There is still no evidence that millionaires are fleeing Maryland in significant numbers to avoid state income taxes. The vast majority of Marylanders who make $1 million or more a year are staying put paying their fair share to help the state invest in future prosperity.
Some commentators and politicians claim that data released recently by the Comptroller of Maryland proved their millionaire-exodus theory. The comptroller's office, in a Nov. 23 letter to two legislators, noted that 542 taxpayers of the 7,067 that reported at least $1 million in taxable income in 2007 did not file Maryland income tax returns in 2008.
That's it? That's the proof? The comptroller himself warns against jumping to the millionaires-fleeing-Maryland conclusion. In the letter he wrote, "There are several reasons a return may not be filed in following years including, among others, leaving the state, death of the taxpayer, and simply not filing a return or filing a delinquent return. We cannot readily determine the reason a return is not filed and, even if we know a taxpayer has left the state, we cannot determine why."
Over the past seven years, between 5 percent and 6 percent of millionaires drop off the rolls each year. The average was 5.7 percent. The 542-return drop-off last year comes to about 140 more than normal. That's at most one out of every 50 millionaires who might, possibly, have left the state because of the tax changes. Of course, those who stayed far, far outweighed those who might have left.
What about the 30 percent drop in millionaires cited in media stories? Here again, some claim it means millionaires left Maryland because of the tax increase. Again, the evidence says otherwise. Almost certainly, these taxpayers suffered in the poor economy to the point that their income declined from over $1 million to under $1 million. That also happens every year. The comptroller reported that over the past seven years, between 31 percent and 52 percent of millionaires failed to repeat. In 2008, reductions in investment income, business income and real estate proceeds very likely brought several hundred former millionaires under the million-dollar level in 2008. A 30 percent drop this year isn't exceptional. In fact, it's a trend seen nationwide.
Maryland's tax changes
Let's review the facts about Maryland's "millionaire tax." Before 2008, Maryland's state income tax essentially charged everyone the same rate: 4.75 percent. Households with incomes over $1 million paid the same tax rate as families that earned less than $100,000. In 2007 and 2008, the legislature made changes in the income tax to base it more on ability to pay and bring in more revenue to meet public needs.

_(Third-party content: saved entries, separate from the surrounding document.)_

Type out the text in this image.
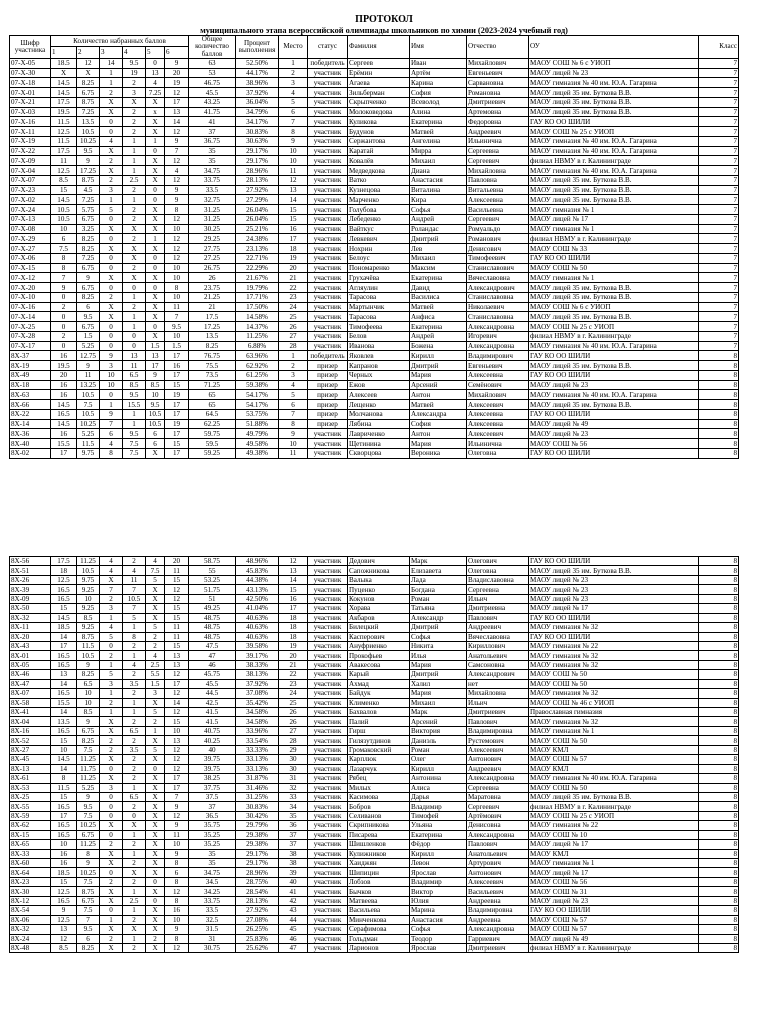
ПРОТОКОЛ
муниципального этапа всероссийской олимпиады школьников по химии (2023-2024 учебный год)
Шифр участника	Количество набранных баллов						Общее количество баллов	Процент выполнения	Место	статус	Фамилия	Имя	Отчество	ОУ	Класс
	1	2	3	4	5	6									
07-X-05	18.5	12	14	9.5	0	9	63	52.50%	1	победитель	Сергеев	Иван	Михайлович	МАОУ СОШ № 6 с УИОП	7
07-X-30	X	X	1	19	13	20	53	44.17%	2	участник	Ерёмин	Артём	Евгеньевич	МАОУ лицей № 23	7
07-X-18	14.5	8.25	1	2	4	19	46.75	38.96%	3	участник	Агаева	Карина	Сарвановна	МАОУ гимназия № 40 им. Ю.А. Гагарина	7
07-X-01	14.5	6.75	2	3	7.25	12	45.5	37.92%	4	участник	Зильберман	София	Романовна	МАОУ лицей 35 им. Буткова В.В.	7
07-X-21	17.5	8.75	X	X	X	17	43.25	36.04%	5	участник	Скрыпченко	Всеволод	Дмитриевич	МАОУ лицей 35 им. Буткова В.В.	7
07-X-03	19.5	7.25	X	2	х	13	41.75	34.79%	6	участник	Молоковедова	Алина	Артемовна	МАОУ лицей 35 им. Буткова В.В.	7
07-X-16	11.5	13.5	0	2	X	14	41	34.17%	7	участник	Куликова	Екатерина	Федоровна	ГАУ КО ОО ШИЛИ	7
07-X-11	12.5	10.5	0	2	X	12	37	30.83%	8	участник	Будунов	Матвей	Андреевич	МАОУ СОШ № 25 с УИОП	7
07-X-19	11.5	10.25	4	1	1	9	36.75	30.63%	9	участник	Сержантова	Ангелина	Ильинична	МАОУ гимназия № 40 им. Ю.А. Гагарина	7
07-X-22	17.5	9.5	X	1	0	7	35	29.17%	10	участник	Каратай	Мирра	Сергеевна	МАОУ гимназия № 40 им. Ю.А. Гагарина	7
07-X-09	11	9	2	1	X	12	35	29.17%	10	участник	Ковалёв	Михаил	Сергеевич	филиал НВМУ в г. Калининграде	7
07-X-04	12.5	17.25	X	1	X	4	34.75	28.96%	11	участник	Медведкова	Диана	Михайловна	МАОУ гимназия № 40 им. Ю.А. Гагарина	7
07-X-07	8.5	8.75	2	2.5	X	12	33.75	28.13%	12	участник	Ватко	Анастасия	Павловна	МАОУ лицей 35 им. Буткова В.В.	7
07-X-23	15	4.5	3	2	0	9	33.5	27.92%	13	участник	Кузнецова	Виталина	Витальевна	МАОУ лицей 35 им. Буткова В.В.	7
07-X-02	14.5	7.25	1	1	0	9	32.75	27.29%	14	участник	Марченко	Кира	Алексеевна	МАОУ лицей 35 им. Буткова В.В.	7
07-X-24	10.5	5.75	5	2	X	8	31.25	26.04%	15	участник	Голубова	Софья	Васильевна	МАОУ гимназия № 1	7
07-X-13	10.5	6.75	0	2	X	12	31.25	26.04%	15	участник	Лебеденко	Андрей	Сергеевич	МАОУ лицей № 17	7
07-X-08	10	3.25	X	X	X	10	30.25	25.21%	16	участник	Вайткус	Роландас	Ромуальдо	МАОУ гимназия № 1	7
07-X-29	6	8.25	0	2	1	12	29.25	24.38%	17	участник	Левкевич	Дмитрий	Романович	филиал НВМУ в г. Калининграде	7
07-X-27	7.5	8.25	X	X	X	12	27.75	23.13%	18	участник	Нохрин	Лев	Денисович	МАОУ СОШ № 33	7
07-X-06	8	7.25	0	X	0	12	27.25	22.71%	19	участник	Белоус	Михаил	Тимофеевич	ГАУ КО ОО ШИЛИ	7
07-X-15	8	6.75	0	2	0	10	26.75	22.29%	20	участник	Пономаренко	Максим	Станиславович	МАОУ СОШ № 50	7
07-X-12	7	9	X	X	X	10	26	21.67%	21	участник	Грухачёва	Екатерина	Вячеславовна	МАОУ гимназия № 1	7
07-X-20	9	6.75	0	0	0	8	23.75	19.79%	22	участник	Агляулин	Давид	Александрович	МАОУ лицей 35 им. Буткова В.В.	7
07-X-10	0	8.25	2	1	X	10	21.25	17.71%	23	участник	Тарасова	Василиса	Станиславовна	МАОУ лицей 35 им. Буткова В.В.	7
07-X-16	2	6	X	2	X	11	21	17.50%	24	участник	Мартынчик	Матвей	Николаевич	МАОУ СОШ № 6 с УИОП	7
07-X-14	0	9.5	X	1	X	7	17.5	14.58%	25	участник	Тарасова	Анфиса	Станиславовна	МАОУ лицей 35 им. Буткова В.В.	7
07-X-25	0	6.75	0	1	0	9.5	17.25	14.37%	26	участник	Тимофеева	Екатерина	Александровна	МАОУ СОШ № 25 с УИОП	7
07-X-28	2	1.5	0	0	X	10	13.5	11.25%	27	участник	Белов	Андрей	Игоревич	филиал НВМУ в г. Калининграде	7
07-X-17	0	5.25	0	0	1.5	1.5	8.25	6.88%	28	участник	Иванова	Божена	Александровна	МАОУ гимназия № 40 им. Ю.А. Гагарина	7
8X-37	16	12.75	9	13	13	17	76.75	63.96%	1	победитель	Яковлев	Кирилл	Владимирович	ГАУ КО ОО ШИЛИ	8
8X-19	19.5	9	3	11	17	16	75.5	62.92%	2	призер	Капранов	Дмитрий	Евгеньевич	МАОУ лицей 35 им. Буткова В.В.	8
8X-49	20	11	10	6.5	9	17	73.5	61.25%	3	призер	Черных	Мария	Алексеевна	ГАУ КО ОО ШИЛИ	8
8X-18	16	13.25	10	8.5	8.5	15	71.25	59.38%	4	призер	Ежов	Арсений	Семёнович	МАОУ лицей № 23	8
8X-63	16	10.5	0	9.5	10	19	65	54.17%	5	призер	Алексеев	Антон	Михайлович	МАОУ гимназия № 40 им. Ю.А. Гагарина	8
8X-66	14.5	7.5	1	15.5	9.5	17	65	54.17%	6	призер	Лещенко	Матвей	Алексеевич	МАОУ лицей 35 им. Буткова В.В.	8
8X-22	16.5	10.5	9	1	10.5	17	64.5	53.75%	7	призер	Молчанова	Александра	Алексеевна	ГАУ КО ОО ШИЛИ	8
8X-14	14.5	10.25	7	1	10.5	19	62.25	51.88%	8	призер	Лябина	София	Алексеевна	МАОУ лицей № 49	8
8X-36	16	5.25	6	9.5	6	17	59.75	49.79%	9	участник	Лавриченко	Антон	Алексеевич	МАОУ лицей № 23	8
8X-40	15.5	11.5	4	7.5	6	15	59.5	49.58%	10	участник	Щетинина	Мария	Ильинична	МАОУ СОШ № 56	8
8X-02	17	9.75	8	7.5	X	17	59.25	49.38%	11	участник	Скворцова	Вероника	Олеговна	ГАУ КО ОО ШИЛИ	8
8X-56	17.5	11.25	4	2	4	20	58.75	48.96%	12	участник	Дедович	Марк	Олегович	ГАУ КО ОО ШИЛИ	8
8X-51	18	10.5	4	4	7.5	11	55	45.83%	13	участник	Сапожникова	Елизавета	Олеговна	МАОУ лицей 35 им. Буткова В.В.	8
8X-26	12.5	9.75	X	11	5	15	53.25	44.38%	14	участник	Валыка	Лада	Владиславовна	МАОУ лицей № 23	8
8X-39	16.5	9.25	7	7	X	12	51.75	43.13%	15	участник	Пуценко	Богдана	Сергеевна	МАОУ лицей № 23	8
8X-09	16.5	10	2	10.5	X	12	51	42.50%	16	участник	Кокунов	Роман	Ильич	МАОУ лицей № 23	8
8X-50	15	9.25	3	7	X	15	49.25	41.04%	17	участник	Хорава	Татьяна	Дмитриевна	МАОУ лицей № 17	8
8X-32	14.5	8.5	1	5	X	15	48.75	40.63%	18	участник	Акбаров	Александр	Павлович	ГАУ КО ОО ШИЛИ	8
8X-11	18.5	9.25	4	1	5	11	48.75	40.63%	18	участник	Билецкий	Дмитрий	Андреевич	МАОУ гимназия № 32	8
8X-20	14	8.75	5	8	2	11	48.75	40.63%	18	участник	Касперович	Софья	Вячеславовна	ГАУ КО ОО ШИЛИ	8
8X-43	17	11.5	0	2	2	15	47.5	39.58%	19	участник	Ануфриенко	Никита	Кириллович	МАОУ гимназия № 22	8
8X-01	16.5	10.5	2	1	4	13	47	39.17%	20	участник	Прокофьев	Илья	Анатольевич	МАОУ гимназия № 32	8
8X-05	16.5	9	1	4	2.5	13	46	38.33%	21	участник	Авакесова	Мария	Самсоновна	МАОУ гимназия № 32	8
8X-46	13	8.25	5	2	5.5	12	45.75	38.13%	22	участник	Карый	Дмитрий	Александрович	МАОУ СОШ № 50	8
8X-47	14	6.5	3	3.5	1.5	17	45.5	37.92%	23	участник	Ахмад	Халил	нет	МАОУ СОШ № 50	8
8X-07	16.5	10	1	2	3	12	44.5	37.08%	24	участник	Байдук	Мария	Михайловна	МАОУ гимназия № 32	8
8X-58	15.5	10	2	1	X	14	42.5	35.42%	25	участник	Клименко	Михаил	Ильич	МАОУ СОШ № 46 с УИОП	8
8X-41	14	8.5	1	1	5	12	41.5	34.58%	26	участник	Бахвалов	Марк	Дмитриевич	Православная гимназия	8
8X-04	13.5	9	X	2	2	15	41.5	34.58%	26	участник	Палий	Арсений	Павлович	МАОУ гимназия № 32	8
8X-16	16.5	6.75	X	6.5	1	10	40.75	33.96%	27	участник	Гирш	Виктория	Владимировна	МАОУ гимназия № 1	8
8X-52	15	8.25	2	2	X	13	40.25	33.54%	28	участник	Гилязутдинов	Даниэль	Рустемович	МАОУ СОШ № 50	8
8X-27	10	7.5	2	3.5	5	12	40	33.33%	29	участник	Громаковский	Роман	Алексеевич	МАОУ КМЛ	8
8X-45	14.5	11.25	X	2	X	12	39.75	33.13%	30	участник	Карплюк	Олег	Антонович	МАОУ СОШ № 57	8
8X-13	14	11.75	0	2	0	12	39.75	33.13%	30	участник	Лазарчук	Кирилл	Андреевич	МАОУ КМЛ	8
8X-61	8	11.25	X	2	X	17	38.25	31.87%	31	участник	Рябец	Антонина	Александровна	МАОУ гимназия № 40 им. Ю.А. Гагарина	8
8X-53	11.5	5.25	3	1	X	17	37.75	31.46%	32	участник	Милых	Алиса	Сергеевна	МАОУ СОШ № 50	8
8X-25	15	9	0	6.5	X	7	37.5	31.25%	33	участник	Касимова	Дарья	Маратовна	МАОУ лицей 35 им. Буткова В.В.	8
8X-55	16.5	9.5	0	2	X	9	37	30.83%	34	участник	Бобров	Владимир	Сергеевич	филиал НВМУ в г. Калининграде	8
8X-59	17	7.5	0	0	X	12	36.5	30.42%	35	участник	Селиванов	Тимофей	Артёмович	МАОУ СОШ № 25 с УИОП	8
8X-62	16.5	10.25	X	X	X	9	35.75	29.79%	36	участник	Скрипникова	Ульяна	Денисовна	МАОУ гимназия № 22	8
8X-15	16.5	6.75	0	1	X	11	35.25	29.38%	37	участник	Писарева	Екатерина	Александровна	МАОУ СОШ № 10	8
8X-65	10	11.25	2	2	X	10	35.25	29.38%	37	участник	Шишленков	Фёдор	Павлович	МАОУ лицей № 17	8
8X-33	16	8	X	1	X	9	35	29.17%	38	участник	Кулижников	Кирилл	Анатольевич	МАОУ КМЛ	8
8X-60	16	9	X	2	X	8	35	29.17%	38	участник	Хаиджян	Левон	Артурович	МАОУ гимназия № 1	8
8X-64	18.5	10.25	0	X	X	6	34.75	28.96%	39	участник	Шипицин	Ярослав	Антонович	МАОУ лицей № 17	8
8X-23	15	7.5	2	2	0	8	34.5	28.75%	40	участник	Лобзов	Владимир	Алексеевич	МАОУ СОШ № 56	8
8X-30	12.5	8.75	X	1	X	12	34.25	28.54%	41	участник	Бычков	Виктор	Васильевич	МАОУ СОШ № 31	8
8X-12	16.5	6.75	X	2.5	0	8	33.75	28.13%	42	участник	Матвеева	Юлия	Андреевна	МАОУ лицей № 23	8
8X-54	9	7.5	0	1	X	16	33.5	27.92%	43	участник	Васильева	Марина	Владимировна	ГАУ КО ОО ШИЛИ	8
8X-06	12.5	7	1	2	X	10	32.5	27.08%	44	участник	Минченкова	Анастасия	Андреевна	МАОУ СОШ № 57	8
8X-32	13	9.5	X	X	X	9	31.5	26.25%	45	участник	Серафимова	Софья	Александровна	МАОУ СОШ № 57	8
8X-24	12	6	2	1	2	8	31	25.83%	46	участник	Гольдман	Теодор	Гарриевич	МАОУ лицей № 49	8
8X-48	8.5	8.25	X	2	X	12	30.75	25.62%	47	участник	Ларионов	Ярослав	Дмитриевич	филиал НВМУ в г. Калининграде	8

The result today is that Maryland couples still pay 4.75 percent tax on most income up to $200,000. Beginning at $200,000, the rate begins to edge higher. Income above $1 million is now taxed at 6.25 percent. Keep in mind the rates only affect those specified income levels so someone making over $1 million doesn't pay 6.25 percent on all their income, only on the portion exceeding $1 million.
The wealthiest are being called upon to pay 1.5 cents per dollar more than before on the part of their income that is over $1 million.
Research confirms policy's soundness
What has happened in other states? Last year, a Princeton University study on the impact of a New Jersey tax increase on incomes over $500,000 found little impact on migration. The study also found that, from 2002 to 2006, the number of New Jersey households with incomes over $500,000 grew by 70 percent. Similarly, the California Budget Project found the number of high-income households in that state grew substantially when higher top income tax rates were in effect. Marginal tax rates certainly matter in location decisions, but they are not among the most important factors.
Millionaires staying in Maryland
In 2008, nearly 5,000 millionaires managed to stay in Maryland and pay their fair share for state and local services. Figure in sales taxes and property taxes, and the millionaires still paid a smaller share of their incomes than did other Marylanders. The money goes mostly to fund investments in education, health care, transportation, police and corrections, and maintaining a basic social safety net in our communities.
Because the state and local governments are required to balance their budgets, without this funding there would be greater cuts in all those areas. These cuts would cause severe hardships and adversely affect the economy. Maryland's economic health depends in large part on the skills of its work force and the quality of life Maryland offers to families and businesses. Let's not retreat from that commitment based on unlikely theories and misinterpreted data.
Neil Bergsman is executive director of the Maryland Budget and Tax Policy Institute, a nonprofit organization that provides analysis of state budget and tax issues.